Шрифт:
Интервал:
Закладка:
В Москву попеременно ездили дедушка, бабушка навестить дядю Васю, дядю Федю с их семьями, ездил отец. Каждый раз я с нетерпением ждал их возвращения – они должны были привезти новую книжку. Из этих книжек запомнилась большого формата с приятной жёлтенькой обложкой – стихи Михалкова. Стихи мне понравились, как и сама книжка, хорошо оформленная, с интересными картинками. Стихи были про дядю Стёпу, про туриста, и самое интересное – про упрямого Фому.
Иногда случалось мне заболеть. Тогда приходил доктор, добродушный человек – кругленький, с животиком, с головой, лишённой малейших признаков растительности, имевший при себе в саквояже докторские принадлежности. Входя с мороза, он раздевался с помощью бабушки, умывал руки нагретой для него водой, спрашивал, что случилось, доставал из саквояжа докторский халат, облачался в него, подходил ко мне, лежавшему в постели, давал измерить температуру, выслушивал с помощью трубочки, выстукивал, просил чайную ложечку, пользуясь которой, осматривал горло, требовал сказать «а-а-а». Наконец выписывал «микстурку», «порошочки», рекомендовал горчичники, грелку, компресс или банки, говорил что-нибудь подбадривающее, а выполнив всё что нужно, снимал халат, укладывал его и прочее в саквояж и уходил. Позже я узнал, что доктор был всего лишь фельдшером.

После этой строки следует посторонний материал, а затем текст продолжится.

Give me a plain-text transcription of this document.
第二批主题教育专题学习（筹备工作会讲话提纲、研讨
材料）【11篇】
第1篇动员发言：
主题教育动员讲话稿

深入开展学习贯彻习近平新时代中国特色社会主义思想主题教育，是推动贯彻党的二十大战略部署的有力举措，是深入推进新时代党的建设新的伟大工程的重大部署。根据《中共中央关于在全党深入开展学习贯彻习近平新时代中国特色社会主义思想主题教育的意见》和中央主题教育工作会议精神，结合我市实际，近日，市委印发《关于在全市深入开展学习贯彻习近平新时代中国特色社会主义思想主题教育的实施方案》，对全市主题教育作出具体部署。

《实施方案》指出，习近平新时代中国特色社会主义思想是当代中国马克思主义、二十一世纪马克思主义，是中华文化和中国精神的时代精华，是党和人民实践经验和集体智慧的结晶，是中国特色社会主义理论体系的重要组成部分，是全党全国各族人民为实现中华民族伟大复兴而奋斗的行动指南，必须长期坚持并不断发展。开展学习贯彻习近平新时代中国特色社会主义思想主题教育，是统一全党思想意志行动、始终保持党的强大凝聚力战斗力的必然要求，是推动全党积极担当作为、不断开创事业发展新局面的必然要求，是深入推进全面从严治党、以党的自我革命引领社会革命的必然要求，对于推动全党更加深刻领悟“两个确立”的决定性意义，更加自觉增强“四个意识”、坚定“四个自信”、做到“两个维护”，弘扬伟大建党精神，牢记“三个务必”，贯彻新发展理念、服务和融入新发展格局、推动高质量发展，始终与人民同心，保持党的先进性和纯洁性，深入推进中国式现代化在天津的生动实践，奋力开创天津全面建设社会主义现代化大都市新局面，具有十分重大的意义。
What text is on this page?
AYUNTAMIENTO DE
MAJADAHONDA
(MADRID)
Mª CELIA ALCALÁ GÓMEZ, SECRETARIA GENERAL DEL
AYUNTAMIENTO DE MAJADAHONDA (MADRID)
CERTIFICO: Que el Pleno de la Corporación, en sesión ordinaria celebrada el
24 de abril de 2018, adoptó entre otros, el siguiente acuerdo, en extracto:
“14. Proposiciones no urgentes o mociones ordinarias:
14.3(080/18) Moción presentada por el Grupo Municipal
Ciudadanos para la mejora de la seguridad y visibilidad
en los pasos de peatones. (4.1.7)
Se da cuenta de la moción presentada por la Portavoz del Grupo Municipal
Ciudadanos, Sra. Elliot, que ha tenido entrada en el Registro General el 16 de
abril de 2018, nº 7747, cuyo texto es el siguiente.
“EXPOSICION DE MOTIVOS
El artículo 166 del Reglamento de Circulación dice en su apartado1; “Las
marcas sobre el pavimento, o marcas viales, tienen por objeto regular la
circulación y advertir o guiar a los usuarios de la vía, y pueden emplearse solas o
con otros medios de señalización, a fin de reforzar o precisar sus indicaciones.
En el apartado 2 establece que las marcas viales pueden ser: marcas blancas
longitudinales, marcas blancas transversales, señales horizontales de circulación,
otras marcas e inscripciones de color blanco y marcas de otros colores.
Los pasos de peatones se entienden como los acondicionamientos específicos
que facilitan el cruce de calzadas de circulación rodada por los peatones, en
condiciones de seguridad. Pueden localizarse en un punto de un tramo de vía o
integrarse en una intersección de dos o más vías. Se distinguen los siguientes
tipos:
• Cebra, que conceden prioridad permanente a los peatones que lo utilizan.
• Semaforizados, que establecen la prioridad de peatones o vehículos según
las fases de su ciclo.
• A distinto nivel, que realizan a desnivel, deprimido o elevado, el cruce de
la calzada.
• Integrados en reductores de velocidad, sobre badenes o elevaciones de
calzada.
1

Однажды у меня заболело ухо. Было назначено лечение. Ночью боль в ухе усилилась. Я решил, никого не беспокоя, полечиться самому. Днём мне закапывали что-то, и на тумбочке, возле постели, оставалось много разных пузырьков. Я выбрал наиболее полный, лёг на здоровое ухо, а больное до краёв наполнил из этого пузырька. Жидкость была прохладная, стало легче, и я уснул. Утром, подойдя ко мне, мать и бабушка всплеснули руками. Оказалось, я влил себе скипидар, который к тому же разлился по щеке, образовав ожог.
В то время всем детям в обязательном порядке делали прививку против дифтерита. Делали три очень болезненных укола с перерывом между ними в несколько дней.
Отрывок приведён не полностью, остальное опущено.